Recent science has reduced the occurrence of these astounding aberrations in almost all technological societies. Historically these repeated manifestations worldwide and cross culturally have given us a lexicon of self loathing. Mothers dying at childbirth, punishments from God, inauspicious omens and journeys through the dark to a tent where we can see what we have never seen the likes of before. How does one look into this mirror? Is pictorial beauty relevant?

The honesty an artist uses to validate a chosen contextual image and how he brings his audience into that proposed realm of experience is pivotal in our acceptance of symbols in the late twentieth century. What are we looking at? Why are we looking at it? How do we reinterpret and utilise that which we have already seen or know already exists? Resentment and manipulation; are some things best left unseen? Grimes stares into a collection of hidden art works a hundred years after the fact, another turn of a century, post Barnum and Bailey, post Damien Hirst and still no one can look.

These beings have outlived their makers. Their re-emergence into the present era is fraught with many metaphors; some scientific, some ethical. They bring with them universally archaic paradigms. Bottles with labels, each with a Latin surname, conditions of the spirit, cellular articulations, fleshy ghosts; these images are specimen smart and time wise.

Emotional response is at the heart of artistic creation and observation. In the glow of an arsenal of conceptual footlights, what we feel if the visual pun works, makes for a good show. Animals hang suspended or are enshrined in department store display cases, post modernistic taxidermists make statements on the object-specific perfection of nature, prepubescent Siamese mannequins with genital mouths, scatological performance, portraits of homicidal paederasts; all of these abstractions still buffer us from the real. A mutant baby in a bottle alarm. Grimes' photographs confront us with a directness rare in contemporary image making.

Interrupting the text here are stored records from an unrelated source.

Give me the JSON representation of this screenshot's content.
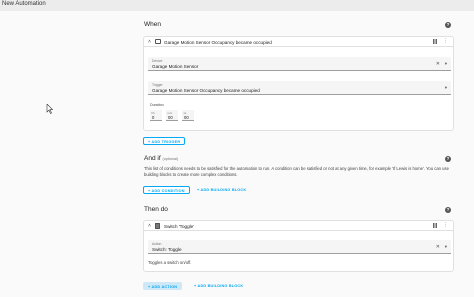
{
  "window": {
    "title": "New Automation"
  },
  "when": {
    "title": "When",
    "trigger": {
      "title": "Garage Motion Sensor Occupancy became occupied",
      "device_label": "Device",
      "device_value": "Garage Motion Sensor",
      "trigger_label": "Trigger",
      "trigger_value": "Garage Motion Sensor Occupancy became occupied",
      "duration_label": "Duration",
      "units": {
        "hh": "hh",
        "mm": "mm",
        "ss": "ss"
      },
      "values": {
        "hh": "0",
        "mm": "00",
        "ss": "00"
      }
    },
    "add_trigger_label": "ADD TRIGGER"
  },
  "and_if": {
    "title": "And if",
    "optional": "(optional)",
    "description": "This list of conditions needs to be satisfied for the automation to run. A condition can be satisfied or not at any given time, for example 'If Lewis is home'. You can use building blocks to create more complex conditions.",
    "add_condition_label": "ADD CONDITION",
    "add_building_block_label": "ADD BUILDING BLOCK"
  },
  "then_do": {
    "title": "Then do",
    "action": {
      "title": "Switch 'Toggle'",
      "action_label": "Action",
      "action_value": "Switch: Toggle",
      "description": "Toggles a switch on/off."
    },
    "add_action_label": "ADD ACTION",
    "add_building_block_label": "ADD BUILDING BLOCK"
  },
  "icons": {
    "help": "help-circle-icon",
    "chevron": "chevron-up-icon",
    "drag": "drag-handle-icon",
    "menu": "more-vertical-icon",
    "clear": "close-icon",
    "dropdown": "dropdown-arrow-icon"
  },
  "colors": {
    "accent": "#03a9f4",
    "background": "#fafafa",
    "card": "#ffffff"
  }
}
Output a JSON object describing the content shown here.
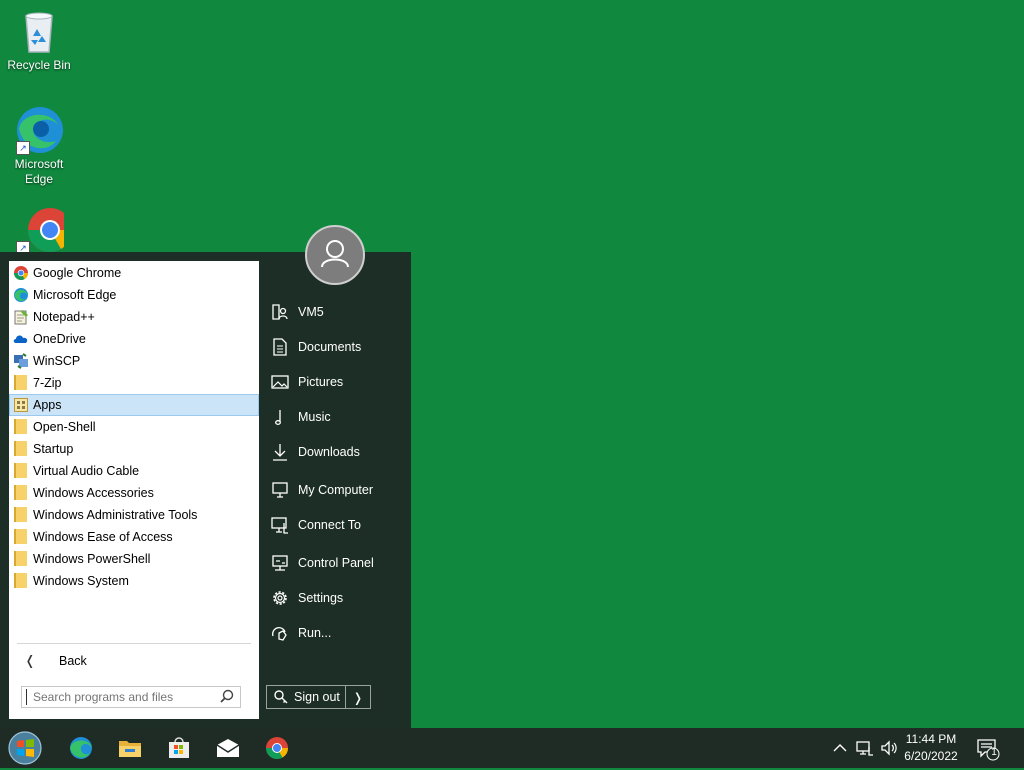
{
  "desktop": {
    "icons": [
      {
        "name": "Recycle Bin"
      },
      {
        "name": "Microsoft Edge"
      },
      {
        "name": "Google Chrome"
      }
    ]
  },
  "start_menu": {
    "programs": [
      {
        "label": "Google Chrome",
        "icon": "chrome-icon"
      },
      {
        "label": "Microsoft Edge",
        "icon": "edge-icon"
      },
      {
        "label": "Notepad++",
        "icon": "notepad-icon"
      },
      {
        "label": "OneDrive",
        "icon": "cloud-icon"
      },
      {
        "label": "WinSCP",
        "icon": "winscp-icon"
      },
      {
        "label": "7-Zip",
        "icon": "folder-icon"
      },
      {
        "label": "Apps",
        "icon": "apps-icon",
        "selected": true
      },
      {
        "label": "Open-Shell",
        "icon": "folder-icon"
      },
      {
        "label": "Startup",
        "icon": "folder-icon"
      },
      {
        "label": "Virtual Audio Cable",
        "icon": "folder-icon"
      },
      {
        "label": "Windows Accessories",
        "icon": "folder-icon"
      },
      {
        "label": "Windows Administrative Tools",
        "icon": "folder-icon"
      },
      {
        "label": "Windows Ease of Access",
        "icon": "folder-icon"
      },
      {
        "label": "Windows PowerShell",
        "icon": "folder-icon"
      },
      {
        "label": "Windows System",
        "icon": "folder-icon"
      }
    ],
    "back_label": "Back",
    "search_placeholder": "Search programs and files",
    "side_items": [
      {
        "label": "VM5",
        "icon": "user-folder-icon"
      },
      {
        "label": "Documents",
        "icon": "document-icon"
      },
      {
        "label": "Pictures",
        "icon": "picture-icon"
      },
      {
        "label": "Music",
        "icon": "music-icon"
      },
      {
        "label": "Downloads",
        "icon": "download-icon"
      },
      {
        "label": "My Computer",
        "icon": "computer-icon"
      },
      {
        "label": "Connect To",
        "icon": "network-icon"
      },
      {
        "label": "Control Panel",
        "icon": "control-panel-icon"
      },
      {
        "label": "Settings",
        "icon": "gear-icon"
      },
      {
        "label": "Run...",
        "icon": "run-icon"
      }
    ],
    "sign_out_label": "Sign out"
  },
  "taskbar": {
    "pinned": [
      "edge-icon",
      "file-explorer-icon",
      "store-icon",
      "mail-icon",
      "chrome-icon"
    ],
    "time": "11:44 PM",
    "date": "6/20/2022",
    "notification_count": "1"
  }
}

His use of colour gives these phantoms a tender life within their glass containers. An amazing photographic eye elevates each image out of the realm of simple scientific documentation into a sometimes macabre but lyric gesturing. Laboratory equals gallery. These works are powerful, often without apology; an observation of natures other side.

Still Life was first exhibited as part of Fotofeis 97 at the Maclaurin Gallery, Ayr, Scotland. Public reaction was immediate and resulted in radio and television coverage. Shut down because of the controversy surrounding the images, it reopened following the intervention of curator Mike Bailey and the Scottish Arts Council.

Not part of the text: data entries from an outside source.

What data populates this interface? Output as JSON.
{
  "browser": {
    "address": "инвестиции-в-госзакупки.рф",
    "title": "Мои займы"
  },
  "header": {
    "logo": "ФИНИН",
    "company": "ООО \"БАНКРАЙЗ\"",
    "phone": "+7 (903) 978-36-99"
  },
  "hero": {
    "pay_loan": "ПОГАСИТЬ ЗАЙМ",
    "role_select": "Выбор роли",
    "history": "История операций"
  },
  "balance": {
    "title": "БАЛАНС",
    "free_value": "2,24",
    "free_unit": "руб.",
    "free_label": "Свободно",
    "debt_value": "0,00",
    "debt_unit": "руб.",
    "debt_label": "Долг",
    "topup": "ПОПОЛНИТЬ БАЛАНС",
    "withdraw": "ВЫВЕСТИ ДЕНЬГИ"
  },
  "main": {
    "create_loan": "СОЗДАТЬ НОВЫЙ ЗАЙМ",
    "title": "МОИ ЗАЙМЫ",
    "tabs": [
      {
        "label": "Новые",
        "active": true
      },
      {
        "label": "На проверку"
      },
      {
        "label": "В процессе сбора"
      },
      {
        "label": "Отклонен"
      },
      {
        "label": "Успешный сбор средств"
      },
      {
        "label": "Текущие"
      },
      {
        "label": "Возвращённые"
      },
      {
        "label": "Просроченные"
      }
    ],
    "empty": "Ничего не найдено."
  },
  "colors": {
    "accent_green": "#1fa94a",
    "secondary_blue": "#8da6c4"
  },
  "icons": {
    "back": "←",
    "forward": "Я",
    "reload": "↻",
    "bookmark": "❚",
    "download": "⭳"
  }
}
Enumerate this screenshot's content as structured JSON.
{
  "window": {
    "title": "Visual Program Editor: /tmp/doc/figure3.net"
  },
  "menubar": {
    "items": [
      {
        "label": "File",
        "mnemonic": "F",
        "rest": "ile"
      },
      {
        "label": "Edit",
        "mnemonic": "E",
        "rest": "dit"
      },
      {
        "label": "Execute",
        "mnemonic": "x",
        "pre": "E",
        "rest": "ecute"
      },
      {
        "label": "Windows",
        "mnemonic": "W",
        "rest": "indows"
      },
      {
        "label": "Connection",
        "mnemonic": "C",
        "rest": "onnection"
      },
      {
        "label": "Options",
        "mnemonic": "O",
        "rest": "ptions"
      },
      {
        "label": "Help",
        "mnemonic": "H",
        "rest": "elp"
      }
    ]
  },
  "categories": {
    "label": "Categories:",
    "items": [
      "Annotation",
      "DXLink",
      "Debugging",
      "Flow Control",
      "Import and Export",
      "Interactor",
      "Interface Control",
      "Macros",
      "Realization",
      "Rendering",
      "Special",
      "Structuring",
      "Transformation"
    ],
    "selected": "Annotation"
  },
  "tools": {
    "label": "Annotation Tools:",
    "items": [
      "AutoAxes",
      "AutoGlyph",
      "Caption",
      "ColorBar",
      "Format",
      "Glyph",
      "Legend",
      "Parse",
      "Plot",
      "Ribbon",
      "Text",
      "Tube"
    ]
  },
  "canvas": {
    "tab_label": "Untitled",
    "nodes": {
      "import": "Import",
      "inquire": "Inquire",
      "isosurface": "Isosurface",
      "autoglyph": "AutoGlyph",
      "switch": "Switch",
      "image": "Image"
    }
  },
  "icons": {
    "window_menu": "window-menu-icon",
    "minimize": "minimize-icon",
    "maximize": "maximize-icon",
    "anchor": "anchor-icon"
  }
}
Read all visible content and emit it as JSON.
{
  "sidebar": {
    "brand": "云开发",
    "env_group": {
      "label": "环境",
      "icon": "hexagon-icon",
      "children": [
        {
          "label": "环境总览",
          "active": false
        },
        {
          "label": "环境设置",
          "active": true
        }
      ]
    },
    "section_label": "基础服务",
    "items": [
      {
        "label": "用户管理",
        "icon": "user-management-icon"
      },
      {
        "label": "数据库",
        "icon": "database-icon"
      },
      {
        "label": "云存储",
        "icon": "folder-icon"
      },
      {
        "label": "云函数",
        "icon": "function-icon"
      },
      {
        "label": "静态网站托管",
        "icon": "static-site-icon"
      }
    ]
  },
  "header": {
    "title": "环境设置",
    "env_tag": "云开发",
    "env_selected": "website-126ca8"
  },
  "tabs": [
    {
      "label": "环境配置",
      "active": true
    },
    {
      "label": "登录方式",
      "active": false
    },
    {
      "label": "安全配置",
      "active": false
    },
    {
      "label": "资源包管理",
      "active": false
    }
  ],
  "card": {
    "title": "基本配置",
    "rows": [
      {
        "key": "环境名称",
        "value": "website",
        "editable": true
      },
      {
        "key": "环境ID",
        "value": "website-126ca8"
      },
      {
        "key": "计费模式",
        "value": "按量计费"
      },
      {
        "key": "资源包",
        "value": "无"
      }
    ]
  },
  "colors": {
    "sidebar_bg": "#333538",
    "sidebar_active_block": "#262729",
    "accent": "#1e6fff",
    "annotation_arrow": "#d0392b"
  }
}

Grimes has spent the last few years working and exhibiting in New York City. Science and medicine figure prominently in his photographs. Coloured grids like advertisements for enigmatic Petri dishes , dolls' heads washed up on eastern Irish shores from Britain, cotton swabs with the blood of dying friends, pharmaceuticals and medical candy, natural history simulacrum and now Still Life each distinct, stylistically separate and in continuum.